You see, there was a blood drive at my office yesterday, and I stopped by to donate after lunch. It'd been over ten years since I'd given, because for awhile there the fact that I lived in England 1997-98 was considered a mad cow risk. Now they've got that changed to 1996 and earlier, so I decided it was high time I donated again.
I'd never had any kind of medical issue with those previous donations, and I didn't expect one yesterday. But it ended up kinda terrifying, really. Probably the scariest single hour of my life in medical terms, though I've had pregnancy complications and a bacterial infection or two that were far more dangerous in the "could've killed me if left untreated" sense. Basically, I kept almost fainting for close to an hour. Apparently my vitals never looked scary--I was breathing fine, pulse only a little faster than my baseline, bp plummeted but in a "she's fainting" way, not a "she's dying" one. But I felt like I was falling apart, my chest was tightening, the world was blurry around the edges, and so on.
Eventually I got better enough that they sent me back to my desk, though it wasn't my most productive afternoon ever, and I was told to take it easy--when I told the tech I had choir practice last night, she first tried to make me skip it and then said I could go only if I promised to sit down throughout the rehearsal. And after a good night's sleep I thought I was fine this morning until I walked up the hill from Miss Fraser's bus stop to our house. Suddenly I was woozy and lightheaded again, though not in the terrifying way I was yesterday. So it's at least one more day of avoiding exertion and drinking extra fluids for me.

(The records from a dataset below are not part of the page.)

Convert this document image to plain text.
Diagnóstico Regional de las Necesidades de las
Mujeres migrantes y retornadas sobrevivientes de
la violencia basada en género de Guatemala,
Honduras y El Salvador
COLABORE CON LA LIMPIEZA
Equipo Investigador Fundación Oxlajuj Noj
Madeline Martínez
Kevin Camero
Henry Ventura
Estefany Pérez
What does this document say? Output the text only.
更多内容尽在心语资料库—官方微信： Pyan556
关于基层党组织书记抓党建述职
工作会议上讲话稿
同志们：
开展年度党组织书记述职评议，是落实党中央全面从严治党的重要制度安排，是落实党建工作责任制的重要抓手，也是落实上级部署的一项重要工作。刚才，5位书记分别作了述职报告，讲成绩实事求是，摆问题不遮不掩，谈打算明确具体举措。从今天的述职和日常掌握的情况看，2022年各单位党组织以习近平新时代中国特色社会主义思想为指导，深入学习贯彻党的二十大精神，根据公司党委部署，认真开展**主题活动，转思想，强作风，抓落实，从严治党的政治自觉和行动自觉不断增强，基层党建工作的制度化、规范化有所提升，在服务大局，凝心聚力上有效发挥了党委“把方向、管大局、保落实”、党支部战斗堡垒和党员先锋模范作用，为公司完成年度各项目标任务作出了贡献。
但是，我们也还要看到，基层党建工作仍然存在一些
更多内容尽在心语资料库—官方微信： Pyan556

(Why did this happen when I'm generally healthy and had never had problems before? The tech and I have a couple of theories ranging from the fact I had a low-grade fever, not enough to keep me from donating, but maybe enough to trigger a reaction, to a medication I'm on that isn't on the contraindicated list but could theoretically cause such a reaction in rare cases. I'm going to compare notes with one of my brothers who takes the same thing and talk to my doctor before giving again. My blood type is B-positive, so I'm pretty far removed from being a universal donor with high-demand blood. I can always just make a cash donation to Puget Sound Blood Center or the Red Cross if I feel bad about not giving my actual blood.)
What does ANY of this have to do with research, you ask? Well, I'd already planned a scene for my historical fantasy WIP where my heroine loses a lot of blood quickly and thinks, not without reason, that she's about to die. While she's in a lot more danger than I ever was, after yesterday I know the EXACT sensory details I need for that scene!